Why I wrote this book
“It feels silly.”
“Does it? It feels wonderful to me,” says Gramps. “I haven’t had as much fun in ages, and even if it is silly, and I’m not saying it is, what’s wrong with a little bit of silliness now and again?”
Lockdown at the beginning of 2021 was challenging. The original lockdown, during the long, hot summer of 2020, had taken everybody by surprise and we all had to adjust to the unprecedented situation; but at the same time there was an air of novelty and excitement and a feeling of a nation pulling together, mixed in with the fear of catching the virus. It gave many people, including myself, time to explore areas of our neighbourhoods that we had not seen before, on our daily walk. Those people lucky enough to have some outside space could spend time in the garden, enjoying the good weather.

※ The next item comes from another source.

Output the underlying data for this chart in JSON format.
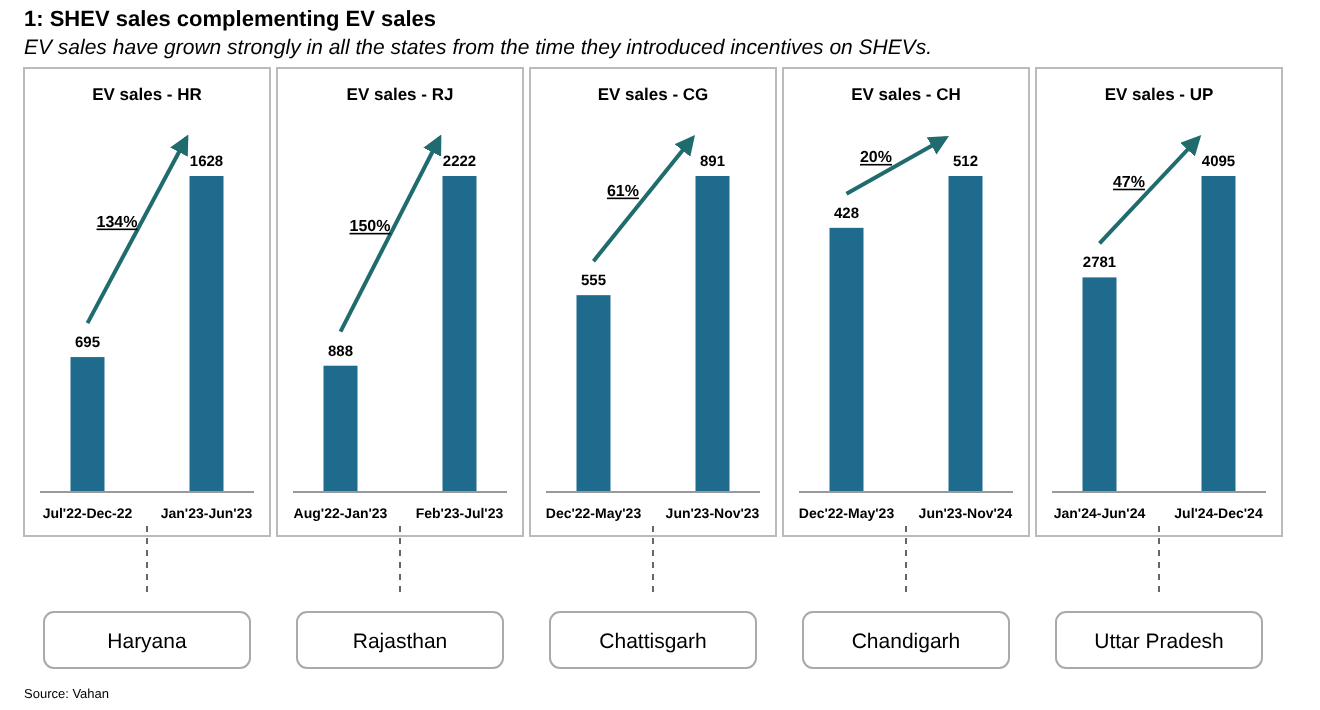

2021 was different. Christmas had been cancelled and we were weary of the imposed restrictions. It was winter and after the novelty of completing countless jigsaw puzzles wore off, I decided that I needed to find a more creative way to relieve my boredom. It dawned on me that there might never be another opportunity quite like this to write the book which we are all supposed to have inside us.
Where to start? I had nothing in mind. I decided I should write about something that I know well, which narrowed it down. Families; I know about families, both professionally and personally. That was the seed. What next? I wanted to concentrate on one particular relationship, and being a grandparent myself, that seemed the ideal starting point; child and grandparent, new and old, different experiences and viewpoints, learning from each other.

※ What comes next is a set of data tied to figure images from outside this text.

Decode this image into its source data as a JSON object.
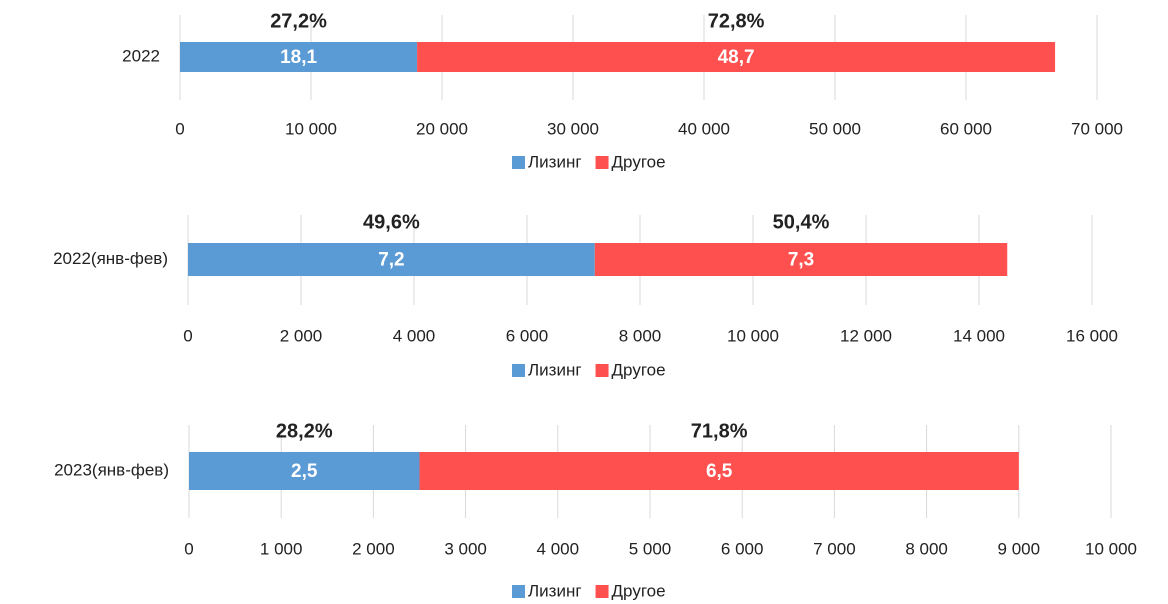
{
  "chart_data": [
    {
      "type": "bar",
      "orientation": "horizontal",
      "stacked": true,
      "categories": [
        "2022"
      ],
      "series": [
        {
          "name": "Лизинг",
          "color": "#5b9bd5",
          "values": [
            18100
          ],
          "value_labels": [
            "18,1"
          ],
          "share_label": "27,2%",
          "share_color": "#2e75b6"
        },
        {
          "name": "Другое",
          "color": "#ff5050",
          "values": [
            48700
          ],
          "value_labels": [
            "48,7"
          ],
          "share_label": "72,8%",
          "share_color": "#c00000"
        }
      ],
      "xlim": [
        0,
        70000
      ],
      "xticks": [
        0,
        {
          "value": 10000,
          "label": "10 000"
        },
        {
          "value": 20000,
          "label": "20 000"
        },
        {
          "value": 30000,
          "label": "30 000"
        },
        {
          "value": 40000,
          "label": "40 000"
        },
        {
          "value": 50000,
          "label": "50 000"
        },
        {
          "value": 60000,
          "label": "60 000"
        },
        {
          "value": 70000,
          "label": "70 000"
        }
      ],
      "grid": true,
      "legend": "bottom"
    },
    {
      "type": "bar",
      "orientation": "horizontal",
      "stacked": true,
      "categories": [
        "2022(янв-фев)"
      ],
      "series": [
        {
          "name": "Лизинг",
          "color": "#5b9bd5",
          "values": [
            7200
          ],
          "value_labels": [
            "7,2"
          ],
          "share_label": "49,6%",
          "share_color": "#2e75b6"
        },
        {
          "name": "Другое",
          "color": "#ff5050",
          "values": [
            7300
          ],
          "value_labels": [
            "7,3"
          ],
          "share_label": "50,4%",
          "share_color": "#c00000"
        }
      ],
      "xlim": [
        0,
        16000
      ],
      "xticks": [
        0,
        {
          "value": 2000,
          "label": "2 000"
        },
        {
          "value": 4000,
          "label": "4 000"
        },
        {
          "value": 6000,
          "label": "6 000"
        },
        {
          "value": 8000,
          "label": "8 000"
        },
        {
          "value": 10000,
          "label": "10 000"
        },
        {
          "value": 12000,
          "label": "12 000"
        },
        {
          "value": 14000,
          "label": "14 000"
        },
        {
          "value": 16000,
          "label": "16 000"
        }
      ],
      "grid": true,
      "legend": "bottom"
    },
    {
      "type": "bar",
      "orientation": "horizontal",
      "stacked": true,
      "categories": [
        "2023(янв-фев)"
      ],
      "series": [
        {
          "name": "Лизинг",
          "color": "#5b9bd5",
          "values": [
            2500
          ],
          "value_labels": [
            "2,5"
          ],
          "share_label": "28,2%",
          "share_color": "#2e75b6"
        },
        {
          "name": "Другое",
          "color": "#ff5050",
          "values": [
            6500
          ],
          "value_labels": [
            "6,5"
          ],
          "share_label": "71,8%",
          "share_color": "#c00000"
        }
      ],
      "xlim": [
        0,
        10000
      ],
      "xticks": [
        0,
        {
          "value": 1000,
          "label": "1 000"
        },
        {
          "value": 2000,
          "label": "2 000"
        },
        {
          "value": 3000,
          "label": "3 000"
        },
        {
          "value": 4000,
          "label": "4 000"
        },
        {
          "value": 5000,
          "label": "5 000"
        },
        {
          "value": 6000,
          "label": "6 000"
        },
        {
          "value": 7000,
          "label": "7 000"
        },
        {
          "value": 8000,
          "label": "8 000"
        },
        {
          "value": 9000,
          "label": "9 000"
        },
        {
          "value": 10000,
          "label": "10 000"
        }
      ],
      "grid": true,
      "legend": "bottom"
    }
  ]
}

But what would they teach each other? I asked a few friends, all grandparents, what were the life lessons they would like to impart to their grandchildren, and I asked some young people about their hopes and aspirations for the future. The responses were interesting and varied and many of the themes overlapped – some things appear to be universally important. Caz and Gramps are amalgamations of all the people who so generously helped me out.
I like to think that this book shows people as they really are. Nobody in it is perfect and everybody makes mistakes. However, it is a heart-warming book about hope and the potential for change, about trying to understand why people behave as they do and most of all about the importance of taking the time to listen to each other. When families pull together, small changes can lead to much bigger ones.